I had had no idea what you meant by an 'acorn squash' so did a
google and found out that its a winter squash
http://en.wikipedia.org/wiki/Acorn_squash
so that (and the butternut)
http://en.wikipedia.org/wiki/Butternut_squash
is what we Australians would just put under the name of pumpkins.

Pumpkin is a staple foodstuff here in Oz and a very popular
vegetable.

Pumpkin is very, very rarely served here in any sweet form except
for Pumpkin Scones (and they have become somewhat of a joke)

Do they not grow Grammas in the south? I thought Gramma pie was a
bush standard.

D

Oh my, you be talkin' Strine now, aren't you?

Numero-uno: I doubt that any Bubba worth his salt would know what a
Gramma pie was. It's just plain pumpkin pie in these parts.


A gramma is a cucurbit with orange flesh that is particularly made
into a sweet(ish) pie and AFAIK not usually eaten as a vegetable. Whether
you would call it a winter squash or a pumpkin I have no
idea.

Numero-two-o: By bush (not Bush) standard I presume that you mean
common to unsophisticated rural areas. Au contraire, mon ami, Gramma
pie is consumed in vast quantities during year end festivals by
cognoscenti, bumpkins, urbanites, suburbanites, and all the other
"ites" alike.


The 'bush' is everything outside cities and major regional centres
and includes areas where your neighbours are a few hundred metres
away and the outback where they might be a hundred kilometres away. It is
where people tend to have land to grow large plants like
pumpkins and the tradition of doing so. I wasn't making any comment
on level of sophistication, it's that city folk wouldn't eat gramma
pie due to the lack of grammas and knowing how to make it.


:-)) Indeed. City people seem to have lost many skills when it
comes to food and it's preparation.

I'm always stunned when I visit my sister in Sydney and look in her
fridge and pantry. Both are almost bare and I always think of the
old saying about 'society being 7 meals away from anarchy'. I could
eat out of my fridge/freezer and pantry for at least a month but at
my sisters I wonder what they will eat for dinner (she seldom does
any cooking at all and they seem to eat out every night).


I was reading that in some western cities (eg New York) kitchens are being
converted to other uses (spare bedrooms, walk-in wardrobes etc) because the
occupants always eat out and that some new appartments are built without
one. No I can't recall when or who said so.

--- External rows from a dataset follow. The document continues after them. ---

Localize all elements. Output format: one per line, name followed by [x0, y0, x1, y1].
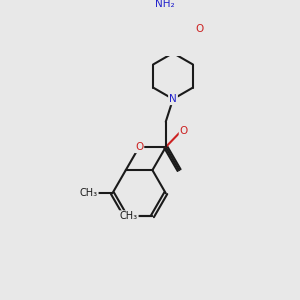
Text: N: N	[169, 94, 177, 104]
Text: O: O	[180, 126, 188, 136]
Text: CH₃: CH₃	[119, 211, 138, 221]
Text: CH₃: CH₃	[80, 188, 98, 198]
Text: O: O	[135, 142, 143, 152]
Text: NH₂: NH₂	[155, 0, 175, 9]
Text: O: O	[195, 24, 203, 34]
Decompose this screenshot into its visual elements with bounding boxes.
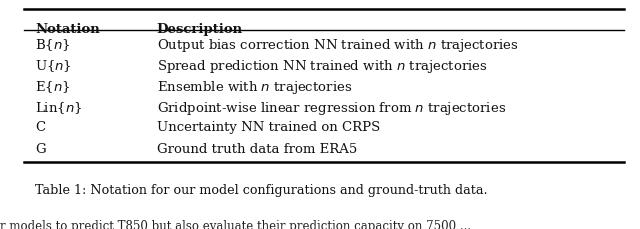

If you look at the way cities decay into anarchy in a few days due to
external events (eg weather extremes such as Katrina at New Orleans) we must
be very concerned about the fragility of such a way of life. As soon as the
power or fuel stop people will be hungry very soon. We are going to pass
through a transition away from a fossil fuel economy some time in the next
generation. I don't see myself as a doomsayer but I worry that the
transition will not be smooth. Many people would not be aware that in this
country we have had many thousands of city men tramping about the bush
looking for work/food. Sydney is now much bigger and more dependent on
remote supplies of food and energy than it was in the Great Depression.